Alzheimer’s Disease is the most common form of Dementia and according to the Alzheimer’s association an estimated five million Americans are diagnosed with Alzheimer’s. I decided to read the book because I had seen the movie (starring Julianne Moore, Alec Baldwin and Kirsten Stewart) advertised and it piqued my interest. I am a care worker in a residential home for those diagnosed with Alzheimer’s and other forms of Dementia but the service users I look after are primarily in their later years, averaging around the age of eighty. To think such a cruel illness could start at fifty was baffling and also slightly terrifying, especially knowing that currently there is no cure for Alzheimer’s.
Genova writes Alice’s struggles with the disease flawlessly.

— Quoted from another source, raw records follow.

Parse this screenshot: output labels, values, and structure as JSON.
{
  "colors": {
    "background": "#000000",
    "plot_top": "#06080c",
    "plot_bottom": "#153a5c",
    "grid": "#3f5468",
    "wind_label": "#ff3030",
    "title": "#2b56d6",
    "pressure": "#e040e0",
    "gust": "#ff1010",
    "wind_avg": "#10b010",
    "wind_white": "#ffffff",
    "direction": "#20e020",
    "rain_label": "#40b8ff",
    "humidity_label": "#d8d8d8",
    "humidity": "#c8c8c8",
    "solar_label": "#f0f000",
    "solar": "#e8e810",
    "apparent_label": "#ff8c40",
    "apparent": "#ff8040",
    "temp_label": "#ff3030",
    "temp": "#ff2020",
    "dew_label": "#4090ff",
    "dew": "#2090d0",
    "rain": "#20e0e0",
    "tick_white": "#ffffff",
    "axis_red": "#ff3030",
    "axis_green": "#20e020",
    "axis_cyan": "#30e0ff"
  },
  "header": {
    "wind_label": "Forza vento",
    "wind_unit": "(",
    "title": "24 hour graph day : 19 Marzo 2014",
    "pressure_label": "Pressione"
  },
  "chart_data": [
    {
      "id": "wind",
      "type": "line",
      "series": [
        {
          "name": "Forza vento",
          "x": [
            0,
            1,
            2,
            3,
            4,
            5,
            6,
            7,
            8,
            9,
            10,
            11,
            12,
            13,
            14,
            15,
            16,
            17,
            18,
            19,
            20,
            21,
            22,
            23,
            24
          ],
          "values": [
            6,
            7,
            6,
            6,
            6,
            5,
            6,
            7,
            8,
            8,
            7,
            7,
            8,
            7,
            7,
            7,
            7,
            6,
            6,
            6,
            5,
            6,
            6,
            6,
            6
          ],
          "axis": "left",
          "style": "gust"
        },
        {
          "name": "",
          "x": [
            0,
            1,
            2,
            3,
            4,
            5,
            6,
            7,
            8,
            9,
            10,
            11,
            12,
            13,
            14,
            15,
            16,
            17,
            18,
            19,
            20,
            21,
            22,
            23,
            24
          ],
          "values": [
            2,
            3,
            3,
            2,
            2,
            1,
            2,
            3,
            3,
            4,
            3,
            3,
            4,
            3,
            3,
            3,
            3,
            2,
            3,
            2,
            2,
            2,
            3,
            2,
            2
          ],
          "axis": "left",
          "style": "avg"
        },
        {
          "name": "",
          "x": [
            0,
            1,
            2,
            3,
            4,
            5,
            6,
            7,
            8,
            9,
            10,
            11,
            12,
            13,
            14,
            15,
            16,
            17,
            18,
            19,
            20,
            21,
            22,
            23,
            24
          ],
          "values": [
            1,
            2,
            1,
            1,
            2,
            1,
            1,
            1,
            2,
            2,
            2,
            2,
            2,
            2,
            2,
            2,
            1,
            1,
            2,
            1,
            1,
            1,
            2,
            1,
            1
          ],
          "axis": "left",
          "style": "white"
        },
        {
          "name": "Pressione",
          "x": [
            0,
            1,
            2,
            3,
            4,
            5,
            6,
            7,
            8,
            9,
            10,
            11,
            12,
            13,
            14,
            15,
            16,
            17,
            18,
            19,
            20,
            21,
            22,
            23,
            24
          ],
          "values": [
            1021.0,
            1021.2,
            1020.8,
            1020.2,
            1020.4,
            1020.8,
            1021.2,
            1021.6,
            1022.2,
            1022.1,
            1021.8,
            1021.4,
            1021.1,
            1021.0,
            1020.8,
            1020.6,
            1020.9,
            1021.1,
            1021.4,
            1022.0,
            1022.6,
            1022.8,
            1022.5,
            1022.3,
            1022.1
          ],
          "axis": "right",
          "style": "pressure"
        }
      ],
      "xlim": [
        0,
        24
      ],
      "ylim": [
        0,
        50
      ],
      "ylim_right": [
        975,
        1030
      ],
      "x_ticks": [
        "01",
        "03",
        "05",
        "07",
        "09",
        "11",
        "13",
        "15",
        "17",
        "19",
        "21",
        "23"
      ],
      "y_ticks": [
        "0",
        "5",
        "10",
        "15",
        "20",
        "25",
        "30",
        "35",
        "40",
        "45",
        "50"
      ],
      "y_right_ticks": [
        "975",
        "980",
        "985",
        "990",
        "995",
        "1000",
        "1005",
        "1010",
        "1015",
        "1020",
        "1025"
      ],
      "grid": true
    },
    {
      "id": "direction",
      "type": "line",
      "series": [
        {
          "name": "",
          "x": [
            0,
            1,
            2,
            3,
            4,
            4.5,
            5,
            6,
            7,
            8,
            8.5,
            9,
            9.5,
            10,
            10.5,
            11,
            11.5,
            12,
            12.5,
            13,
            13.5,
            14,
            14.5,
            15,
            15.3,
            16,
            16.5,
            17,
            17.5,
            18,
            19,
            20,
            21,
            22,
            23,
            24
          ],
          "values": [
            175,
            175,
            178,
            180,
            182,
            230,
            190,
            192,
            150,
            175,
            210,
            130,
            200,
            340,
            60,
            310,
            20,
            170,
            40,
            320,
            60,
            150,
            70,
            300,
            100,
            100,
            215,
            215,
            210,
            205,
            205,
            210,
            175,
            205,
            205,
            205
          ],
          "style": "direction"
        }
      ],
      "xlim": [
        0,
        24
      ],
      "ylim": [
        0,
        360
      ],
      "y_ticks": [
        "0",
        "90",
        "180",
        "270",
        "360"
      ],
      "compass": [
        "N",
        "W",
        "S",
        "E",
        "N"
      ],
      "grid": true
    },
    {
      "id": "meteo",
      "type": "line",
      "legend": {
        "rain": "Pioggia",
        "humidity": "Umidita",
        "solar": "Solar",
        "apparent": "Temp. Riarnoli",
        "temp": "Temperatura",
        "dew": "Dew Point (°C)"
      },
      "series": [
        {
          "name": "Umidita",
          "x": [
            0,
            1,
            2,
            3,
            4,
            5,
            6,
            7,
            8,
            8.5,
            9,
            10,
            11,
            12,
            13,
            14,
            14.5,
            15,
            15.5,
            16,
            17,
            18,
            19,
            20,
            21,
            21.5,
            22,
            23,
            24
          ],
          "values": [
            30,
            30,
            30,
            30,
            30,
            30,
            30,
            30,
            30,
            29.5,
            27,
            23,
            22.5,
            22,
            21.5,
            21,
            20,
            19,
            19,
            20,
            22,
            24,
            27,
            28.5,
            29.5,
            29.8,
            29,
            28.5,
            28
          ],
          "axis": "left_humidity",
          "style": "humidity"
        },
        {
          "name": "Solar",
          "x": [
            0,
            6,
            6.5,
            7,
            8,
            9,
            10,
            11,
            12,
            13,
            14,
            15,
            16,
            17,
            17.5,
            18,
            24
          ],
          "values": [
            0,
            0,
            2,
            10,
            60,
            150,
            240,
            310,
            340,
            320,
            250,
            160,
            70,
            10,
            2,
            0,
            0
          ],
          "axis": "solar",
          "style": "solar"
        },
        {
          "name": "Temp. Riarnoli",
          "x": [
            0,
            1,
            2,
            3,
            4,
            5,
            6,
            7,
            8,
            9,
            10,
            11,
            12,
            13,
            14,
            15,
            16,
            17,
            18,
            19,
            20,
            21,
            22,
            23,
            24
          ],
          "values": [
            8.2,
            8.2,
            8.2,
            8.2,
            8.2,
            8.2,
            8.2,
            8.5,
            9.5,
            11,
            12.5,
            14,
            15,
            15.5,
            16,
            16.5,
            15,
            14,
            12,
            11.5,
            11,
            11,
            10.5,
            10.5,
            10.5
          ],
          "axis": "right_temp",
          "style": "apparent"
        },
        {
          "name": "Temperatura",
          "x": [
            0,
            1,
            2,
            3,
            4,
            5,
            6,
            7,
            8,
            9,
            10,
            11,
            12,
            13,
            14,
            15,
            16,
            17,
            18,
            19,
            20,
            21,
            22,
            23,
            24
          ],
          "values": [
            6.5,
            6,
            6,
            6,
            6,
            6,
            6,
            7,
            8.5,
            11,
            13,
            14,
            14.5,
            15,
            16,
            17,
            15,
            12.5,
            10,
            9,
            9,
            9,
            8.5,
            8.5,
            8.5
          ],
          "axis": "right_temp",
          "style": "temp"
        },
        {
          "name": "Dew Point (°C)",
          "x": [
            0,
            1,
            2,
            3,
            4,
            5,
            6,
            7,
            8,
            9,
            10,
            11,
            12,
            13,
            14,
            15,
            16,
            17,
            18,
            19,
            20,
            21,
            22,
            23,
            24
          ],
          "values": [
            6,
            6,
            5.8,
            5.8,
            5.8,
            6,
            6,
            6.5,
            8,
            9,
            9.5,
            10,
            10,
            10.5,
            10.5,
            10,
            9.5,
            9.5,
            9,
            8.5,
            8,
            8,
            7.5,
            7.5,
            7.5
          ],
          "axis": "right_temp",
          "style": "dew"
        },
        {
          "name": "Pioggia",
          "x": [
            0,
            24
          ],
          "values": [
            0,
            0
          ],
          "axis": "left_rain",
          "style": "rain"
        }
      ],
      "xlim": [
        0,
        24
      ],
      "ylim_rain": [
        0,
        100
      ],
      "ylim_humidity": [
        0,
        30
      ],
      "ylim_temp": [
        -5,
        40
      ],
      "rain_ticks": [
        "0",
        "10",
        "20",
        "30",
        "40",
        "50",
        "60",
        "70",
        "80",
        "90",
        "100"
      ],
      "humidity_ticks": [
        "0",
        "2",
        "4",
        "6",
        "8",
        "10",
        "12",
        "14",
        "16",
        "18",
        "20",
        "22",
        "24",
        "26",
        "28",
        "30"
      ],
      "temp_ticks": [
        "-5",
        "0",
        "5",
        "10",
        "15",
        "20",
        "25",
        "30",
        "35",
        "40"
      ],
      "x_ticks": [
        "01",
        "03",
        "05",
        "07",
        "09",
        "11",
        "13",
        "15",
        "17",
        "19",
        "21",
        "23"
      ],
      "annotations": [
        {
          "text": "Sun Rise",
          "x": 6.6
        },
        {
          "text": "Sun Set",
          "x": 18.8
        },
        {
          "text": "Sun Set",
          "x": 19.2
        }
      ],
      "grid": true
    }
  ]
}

The loss of vocabulary, places and faces were done gradually and were very realistic. Alice’s use of technology; such as using her mobile phone to answer key questions each morning to keep her brain trained; gave the novel that modern twist but also showed how information we train our brain to remember also starts to dissipate under this disease.

Through Genova’s writing, you can sense all the emotions that not only Alice is dealing with but her family also. The frustration; the denial; the anger; and finally the acceptance resonate throughout the plot. The only complaint I have about ‘Still Alice’ is that it appeared to be an abrupt ending but it was still an amazing end to a fantastic read.

As a final side note, I actually really enjoyed the movie and believe they did the book justice which is a rarity.